Since giving birth to Lazarus, many well intentioned people have commented to me that while I may have two step children, having my own child is “different”. I happen to agree with this statement – it IS different. However, it’s not what is being said but what is so often implied in that kind of statement that bothers me.
You see, when these well intentioned people make these kinds of comments, by manner and tone – and sometimes even more directly by words themselves – they imply that having my “own” child is somehow MORE. And that is a sentiment I must wholeheartedly stand against.
When I met Tory, I knew that he had two sons. I knew that unlike most people who start off their relationships as single non-parents, I would never have Tory’s undivided attention. We wouldn’t date through our infatuation, grow into Love, marry and move in together, get to know each other as a couple before committing ourselves to a family. No, if I decided to have a relationship with Tory it would mean forever (and from the very start) sharing his heart and our home with these two children whom I had no part in bringing into this world. I would never be his singular focus, and he could never be mine. It would mean working every day for the rest of my life to find a place in the lives of these kids who already had two Loving and capable parents. Anyone who has faced this choice can tell you that this is not something that is entered into lightly, particularly when the kids are so young. Not knowing what the future would hold, I chose very consciously to enter into a relationship not only with Tory but with these two precious children. And in doing so, I encountered what would become two of the greatest Loves of my life.
I wish I could say that from the start it was easy and happy and we all Loved each other. The truth is that at first it was easy, and then it was hard, and then it was very hard, and then it got better, and so on and so forth. I worked so hard to walk the fine line between friend and parental figure, trying to ease my way into the hearts of these two young boys as they eased their way into mine, without threatening the place of their already present mother. But while I had the wisdom (though minimal…) and insight of an adult, they had so little experience to work with and so much to work through. They struggled first with the falling apart of their old family and then with the coming together of their new one. They struggled with liking me and being afraid of betraying the Love of their mother. They struggled to understand how and where I could fit into their newly chaotic lives even while they were still trying desperately to figure out how they fit into it themselves. And so we trudged through, day by day, learning and growing and healing. And slowly but surely, Loving.
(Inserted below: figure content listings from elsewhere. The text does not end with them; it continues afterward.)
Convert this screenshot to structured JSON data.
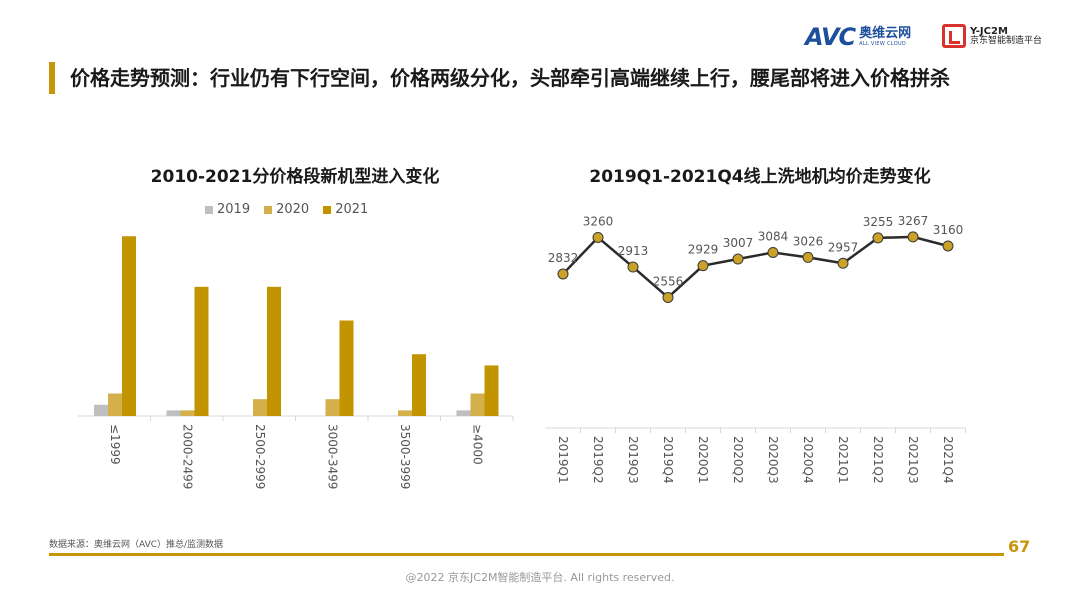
{
  "header": {
    "avc_logo": {
      "brand": "AVC",
      "cn_name": "奥维云网",
      "en_name": "ALL VIEW CLOUD"
    },
    "jd_logo": {
      "code": "Y-JC2M",
      "cn_name": "京东智能制造平台"
    },
    "headline": "价格走势预测：行业仍有下行空间，价格两级分化，头部牵引高端继续上行，腰尾部将进入价格拼杀"
  },
  "colors": {
    "accent": "#c9960a",
    "series_2019": "#bfbfbf",
    "series_2020": "#d4b04a",
    "series_2021": "#c29400",
    "line": "#2b2b2b",
    "marker": "#c9a227"
  },
  "chart_data": [
    {
      "type": "bar",
      "title": "2010-2021分价格段新机型进入变化",
      "categories": [
        "≤1999",
        "2000-2499",
        "2500-2999",
        "3000-3499",
        "3500-3999",
        "≥4000"
      ],
      "series": [
        {
          "name": "2019",
          "values": [
            2,
            1,
            0,
            0,
            0,
            1
          ]
        },
        {
          "name": "2020",
          "values": [
            4,
            1,
            3,
            3,
            1,
            4
          ]
        },
        {
          "name": "2021",
          "values": [
            32,
            23,
            23,
            17,
            11,
            9
          ]
        }
      ],
      "ylim": [
        0,
        34
      ],
      "legend": "top",
      "grid": false
    },
    {
      "type": "line",
      "title": "2019Q1-2021Q4线上洗地机均价走势变化",
      "categories": [
        "2019Q1",
        "2019Q2",
        "2019Q3",
        "2019Q4",
        "2020Q1",
        "2020Q2",
        "2020Q3",
        "2020Q4",
        "2021Q1",
        "2021Q2",
        "2021Q3",
        "2021Q4"
      ],
      "series": [
        {
          "values": [
            2832,
            3260,
            2913,
            2556,
            2929,
            3007,
            3084,
            3026,
            2957,
            3255,
            3267,
            3160
          ]
        }
      ],
      "ylim": [
        1000,
        3700
      ],
      "grid": false
    }
  ],
  "footer": {
    "source": "数据来源：奥维云网（AVC）推总/监测数据",
    "page_number": "67",
    "copyright": "@2022 京东JC2M智能制造平台. All rights reserved."
  }
}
The boys still struggle – will always struggle – with my place in their lives. We are the kind of family that they never wanted but that they have come to Love and accept. Every day we work together to figure out the rhythm of our family. Our hearts continue to weave in and out of one another, knitting us together into a far more perfect pattern than anything we could have designed on our own.
So, is it different having stepchildren than having my “own” child? Yes, in so many ways. My Love for Lazarus grew alongside him, miraculously conjuring itself up within me only to burst forth in a brilliant and instantaneous overwhelming force all at once the moment I first held him in my arms. It reordered my very being in the blink of an eye in a way I will never fully comprehend. My Love for the boys grew slowly and carefully, cautiously creeping in bit by bit, only to consume me in the end, just as my Love for their brother did in a moment. My Love for Lazarus is transformative and beautiful, but my Love for his two brothers is edifying and humbling in a way that only that Love can be. Loving them has required of me to step aside and truly Love without expectation of anything in return.
At the end of the day, having Lazarus is different than having the boys, and yet, it is with my whole being that I Love them all. They are all my boys; they have forever changed me, each one. I will continue to struggle every day to be mother and stepmother, Loving each of our children in the way they need and deserve to be Loved while inhabiting my unique place in their lives and hearts just as they inhabit their unique but equally significant places in mine.